Kupas tuntas dan jelas perkara hukum
Ajukan pertanyaan tanpa ragu di konsultasi hukum Kompas.com
Kasus pengambilan paksa kendaraan bermotor oleh debt collector karena tunggakan cicilan terus berulang.
Tidak sedikit kasus yang berujung kericuhan hingga bentrokan antarkelompok.
Saat itu, mobil dikemudikan anggota TNI Serda Nurhadi. Anggota Babinsa Semper Timur, Cilinding itu sedang membawa mobil berisi seseorang yang sedang sakit menuju rumah sakit.
Apakah pengambilan paksa kendaraan bermotor karena tunggakan cicilan diperkenankan secara hukum?
Pascaputusan Mahkamah Konstitusi Nomor 18/PUU-XVII/2019 tertanggal 6 Januari 2020, yang bersifat final dan mengikat, mekanisme eksekusi jaminan Fidusia, dalam hal ini penarikan kendaraan bermotor debitur, berubah secara hukum.
Sebelumnya, UU Jaminan Fidusia menyamakan kekuatan eksekutorial Sertifikat Jaminan Fidusia dengan putusan pengadilan yang telah berkekuatan hukum tetap.
Dengan kata lain, perusahaan leasing dapat menarik kendaraan bermotor yang berada dalam penguasaan debitur, jika terjadi cidera janji alias menunggak cicilan.
Namun, putusan MK pada intinya tidak lagi memungkinkan kreditor/lessor untuk mengeksekusi langsung barang jaminan fidusia jika debitur/lesse keberatan menyerahkan secara sukarela objek yang menjadi jaminan fidusia.
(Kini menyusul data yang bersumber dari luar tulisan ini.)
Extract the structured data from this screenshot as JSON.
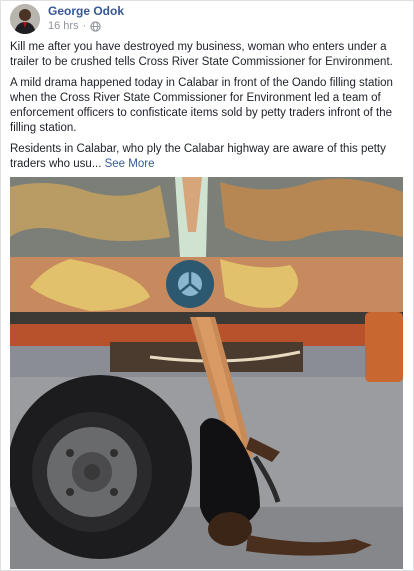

Jika ada debitur yang menunggak cicilan kendaraan bermotor, maka pihak leasing harus mengajukan permohonan eksekusi pada pengadilan negeri.
MK memutuskan “terhadap jaminan fidusia yang tidak ada kesepakatan tentang cidera janji (wanprestasi) dan debitur keberatan menyerahkan secara sukarela objek yang menjadi jaminan fidusia, maka segala mekanisme dan prosedur hukum dalam pelaksanaan eksekusi Sertifikat Jaminan Fidusia harus dilakukan dan berlaku sama dengan pelaksanaan eksekusi putusan pengadilan yang telah berkekuatan hukum tetap."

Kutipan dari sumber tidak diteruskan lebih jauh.